Thursday, July 17, 2008

Don Draper on Branding



In anticipation of next week’s premier of the second season of the fantastic original series Mad Men on the AMC network, I wanted to share and discuss this scene from last season of the show’s main character Don Draper pitching Kodak’s Carousel slide projector.

This scene is set in the fictional 1960’s Madison Avenue advertising agency that is the primary setting of the show; a time that’s well before the term “branding” was in common use. This is back when ad agencies were hired to recommend the core positioning of their client’s product or service and communicate that position to the public on their behalf. This is what we call branding today -- connecting the core message of the product to the consumer and setting the expectation of performance. Unfortunately today most ad agencies skip positioning and just ask their clients what they want to say and are really just in business to find clever ways to say it. I should know, as earlier in my career it was my job to do the asking; now it’s to do the recommending.

In this clip Don Draper explains to the executives from Kodak that it is not the new technology of the slide projector wheel that will resonate with the costumer, but rather that customers need to “be engaged in a level beyond flash” and they must be able to have a “sentimental bond with the product”. Well said Don! This is exactly what branding is all about and what every product or service must have at the core of its brand - an emotional trigger that causes the customer to react and connect to what benefit that brand delivers.

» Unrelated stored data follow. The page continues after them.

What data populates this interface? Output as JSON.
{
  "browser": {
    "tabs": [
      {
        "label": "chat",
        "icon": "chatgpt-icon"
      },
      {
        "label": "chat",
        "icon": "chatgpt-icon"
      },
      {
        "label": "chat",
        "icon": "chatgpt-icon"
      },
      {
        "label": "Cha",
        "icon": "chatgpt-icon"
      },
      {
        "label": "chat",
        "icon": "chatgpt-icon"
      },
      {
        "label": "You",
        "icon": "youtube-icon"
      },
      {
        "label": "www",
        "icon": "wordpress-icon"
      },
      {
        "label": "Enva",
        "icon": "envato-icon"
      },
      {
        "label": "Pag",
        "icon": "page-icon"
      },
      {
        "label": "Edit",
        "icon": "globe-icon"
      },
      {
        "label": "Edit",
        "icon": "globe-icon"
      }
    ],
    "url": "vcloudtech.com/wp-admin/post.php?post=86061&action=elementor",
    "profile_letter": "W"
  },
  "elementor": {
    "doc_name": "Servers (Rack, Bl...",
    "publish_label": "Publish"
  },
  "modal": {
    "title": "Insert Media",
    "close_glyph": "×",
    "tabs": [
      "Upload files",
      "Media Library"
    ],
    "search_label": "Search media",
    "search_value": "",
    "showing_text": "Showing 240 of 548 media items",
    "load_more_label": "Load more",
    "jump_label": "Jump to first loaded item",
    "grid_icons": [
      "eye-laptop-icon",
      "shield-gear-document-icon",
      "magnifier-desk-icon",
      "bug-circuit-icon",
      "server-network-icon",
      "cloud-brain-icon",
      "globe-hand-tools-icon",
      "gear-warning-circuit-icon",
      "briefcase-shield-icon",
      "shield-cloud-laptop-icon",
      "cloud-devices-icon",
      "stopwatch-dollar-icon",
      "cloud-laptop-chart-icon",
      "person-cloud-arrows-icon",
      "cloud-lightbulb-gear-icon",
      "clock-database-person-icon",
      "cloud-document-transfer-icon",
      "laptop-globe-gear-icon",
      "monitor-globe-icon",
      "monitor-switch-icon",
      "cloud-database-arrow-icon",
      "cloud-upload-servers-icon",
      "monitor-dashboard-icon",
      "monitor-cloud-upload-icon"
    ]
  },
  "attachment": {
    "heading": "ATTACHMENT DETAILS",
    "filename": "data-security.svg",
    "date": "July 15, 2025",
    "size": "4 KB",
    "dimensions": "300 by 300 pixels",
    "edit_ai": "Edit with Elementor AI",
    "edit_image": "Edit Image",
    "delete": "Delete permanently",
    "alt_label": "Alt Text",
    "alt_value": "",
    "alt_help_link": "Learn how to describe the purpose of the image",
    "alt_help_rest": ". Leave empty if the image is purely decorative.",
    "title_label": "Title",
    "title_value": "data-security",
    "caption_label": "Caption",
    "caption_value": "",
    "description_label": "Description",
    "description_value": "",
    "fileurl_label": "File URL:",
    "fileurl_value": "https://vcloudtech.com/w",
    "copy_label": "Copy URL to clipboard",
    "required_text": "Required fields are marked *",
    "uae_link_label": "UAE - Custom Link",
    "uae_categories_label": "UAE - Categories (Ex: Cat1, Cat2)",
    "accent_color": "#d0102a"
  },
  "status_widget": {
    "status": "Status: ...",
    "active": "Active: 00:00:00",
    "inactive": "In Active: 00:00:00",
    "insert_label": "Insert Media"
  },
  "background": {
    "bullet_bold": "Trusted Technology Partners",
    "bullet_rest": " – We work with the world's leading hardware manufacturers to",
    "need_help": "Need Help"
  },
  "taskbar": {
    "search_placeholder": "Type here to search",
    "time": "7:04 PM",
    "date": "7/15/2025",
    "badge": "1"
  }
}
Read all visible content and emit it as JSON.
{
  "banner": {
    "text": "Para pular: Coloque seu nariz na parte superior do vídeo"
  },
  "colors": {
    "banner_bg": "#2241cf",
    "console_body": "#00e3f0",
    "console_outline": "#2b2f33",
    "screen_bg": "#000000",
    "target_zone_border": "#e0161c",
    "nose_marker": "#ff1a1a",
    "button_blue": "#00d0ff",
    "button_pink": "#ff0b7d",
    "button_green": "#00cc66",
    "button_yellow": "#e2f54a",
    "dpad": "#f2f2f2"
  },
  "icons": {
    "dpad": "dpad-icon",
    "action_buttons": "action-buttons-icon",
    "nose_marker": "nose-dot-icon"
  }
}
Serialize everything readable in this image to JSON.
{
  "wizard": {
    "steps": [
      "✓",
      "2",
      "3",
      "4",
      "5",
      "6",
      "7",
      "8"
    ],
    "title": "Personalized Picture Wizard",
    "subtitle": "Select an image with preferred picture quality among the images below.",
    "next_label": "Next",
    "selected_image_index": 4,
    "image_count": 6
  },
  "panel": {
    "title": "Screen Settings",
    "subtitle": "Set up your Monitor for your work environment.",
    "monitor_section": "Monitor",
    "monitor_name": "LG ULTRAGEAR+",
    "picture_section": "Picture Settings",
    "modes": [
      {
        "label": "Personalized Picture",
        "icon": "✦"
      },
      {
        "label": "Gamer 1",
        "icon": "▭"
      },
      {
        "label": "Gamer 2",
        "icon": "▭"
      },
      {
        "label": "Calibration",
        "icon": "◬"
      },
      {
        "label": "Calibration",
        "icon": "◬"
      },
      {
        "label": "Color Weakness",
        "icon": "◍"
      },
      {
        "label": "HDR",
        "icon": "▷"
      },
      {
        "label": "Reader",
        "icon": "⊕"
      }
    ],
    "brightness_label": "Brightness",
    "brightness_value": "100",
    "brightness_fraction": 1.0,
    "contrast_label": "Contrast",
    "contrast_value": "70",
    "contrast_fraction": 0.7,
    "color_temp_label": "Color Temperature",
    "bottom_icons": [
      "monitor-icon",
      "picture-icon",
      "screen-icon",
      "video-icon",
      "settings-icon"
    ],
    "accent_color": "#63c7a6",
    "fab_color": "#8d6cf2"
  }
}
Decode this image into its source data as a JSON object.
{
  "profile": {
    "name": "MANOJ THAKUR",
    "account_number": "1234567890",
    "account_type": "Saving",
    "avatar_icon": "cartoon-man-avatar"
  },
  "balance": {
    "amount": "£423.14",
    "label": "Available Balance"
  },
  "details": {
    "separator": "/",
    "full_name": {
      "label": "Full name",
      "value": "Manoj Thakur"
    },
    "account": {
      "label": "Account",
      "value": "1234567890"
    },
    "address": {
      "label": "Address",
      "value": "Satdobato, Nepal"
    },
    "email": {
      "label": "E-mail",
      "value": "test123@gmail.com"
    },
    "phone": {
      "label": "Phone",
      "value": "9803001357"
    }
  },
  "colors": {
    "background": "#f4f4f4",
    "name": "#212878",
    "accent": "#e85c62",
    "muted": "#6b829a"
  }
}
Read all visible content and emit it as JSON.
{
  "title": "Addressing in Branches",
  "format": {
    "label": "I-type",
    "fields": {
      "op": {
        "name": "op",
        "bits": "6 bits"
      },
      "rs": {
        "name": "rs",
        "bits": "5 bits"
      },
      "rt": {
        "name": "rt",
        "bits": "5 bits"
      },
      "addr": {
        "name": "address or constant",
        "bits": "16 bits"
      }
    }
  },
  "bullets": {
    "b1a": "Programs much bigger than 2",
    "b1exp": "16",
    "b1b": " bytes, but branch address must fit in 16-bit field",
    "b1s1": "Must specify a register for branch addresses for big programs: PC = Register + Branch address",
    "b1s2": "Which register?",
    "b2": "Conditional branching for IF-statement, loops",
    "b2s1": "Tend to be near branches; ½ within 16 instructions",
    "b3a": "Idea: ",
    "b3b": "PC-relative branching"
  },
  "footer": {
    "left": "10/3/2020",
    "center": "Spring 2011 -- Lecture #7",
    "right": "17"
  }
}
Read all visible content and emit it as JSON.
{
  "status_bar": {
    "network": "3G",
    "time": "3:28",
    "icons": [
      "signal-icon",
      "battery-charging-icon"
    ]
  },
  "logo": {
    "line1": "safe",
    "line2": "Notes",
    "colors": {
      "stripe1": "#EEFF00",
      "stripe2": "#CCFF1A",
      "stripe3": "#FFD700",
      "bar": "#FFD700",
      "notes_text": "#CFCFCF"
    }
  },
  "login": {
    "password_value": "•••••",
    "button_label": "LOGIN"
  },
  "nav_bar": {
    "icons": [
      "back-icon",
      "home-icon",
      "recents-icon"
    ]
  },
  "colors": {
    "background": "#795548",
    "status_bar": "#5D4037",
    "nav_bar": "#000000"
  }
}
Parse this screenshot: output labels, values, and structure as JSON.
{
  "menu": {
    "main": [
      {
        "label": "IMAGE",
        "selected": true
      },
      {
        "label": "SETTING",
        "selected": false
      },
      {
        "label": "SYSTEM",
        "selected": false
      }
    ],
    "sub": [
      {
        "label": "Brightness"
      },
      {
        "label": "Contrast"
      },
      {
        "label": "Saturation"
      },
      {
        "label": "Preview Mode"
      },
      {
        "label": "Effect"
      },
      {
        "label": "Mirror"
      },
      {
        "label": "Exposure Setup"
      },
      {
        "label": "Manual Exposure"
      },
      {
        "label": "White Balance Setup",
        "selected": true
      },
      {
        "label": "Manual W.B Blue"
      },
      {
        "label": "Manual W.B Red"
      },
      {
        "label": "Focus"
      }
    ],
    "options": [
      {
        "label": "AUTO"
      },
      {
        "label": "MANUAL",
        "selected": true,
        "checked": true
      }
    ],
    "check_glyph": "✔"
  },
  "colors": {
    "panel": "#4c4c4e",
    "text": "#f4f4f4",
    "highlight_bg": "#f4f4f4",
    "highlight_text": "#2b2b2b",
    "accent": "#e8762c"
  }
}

At my firm we like to use Volvo as a great example of a brand that has the concept of Safety as the emotional trigger at the core of its brand – the one thing that their customers have been responding to – and Volvo has been delivering -- consistently for decades. Safety is great as there is not much stronger of an emotional motivator than self-preservation and protecting one’s family. In the clip, Draper taps into the emotional nostalgia and memories of one’s own childhood and family – which he demonstrates by showing slides of his own - and concludes by saying “it takes us to a place where we ache to go again…..it’s not called a wheel, it’s called a carousel”.

Whether this is an accurate depiction of how Kodak came up with the name Carousel for their rotating slide projector or not is anyone’s guess, but it’s definitely a product name that clearly and compellingly evokes the emotions of personal memories. More importantly though, this product actually delivers on that promise and that is what a good brand is all about.

Jake Crocker is a Partner and Brand Marketing Director at Martin Branding Worldwide, Inc.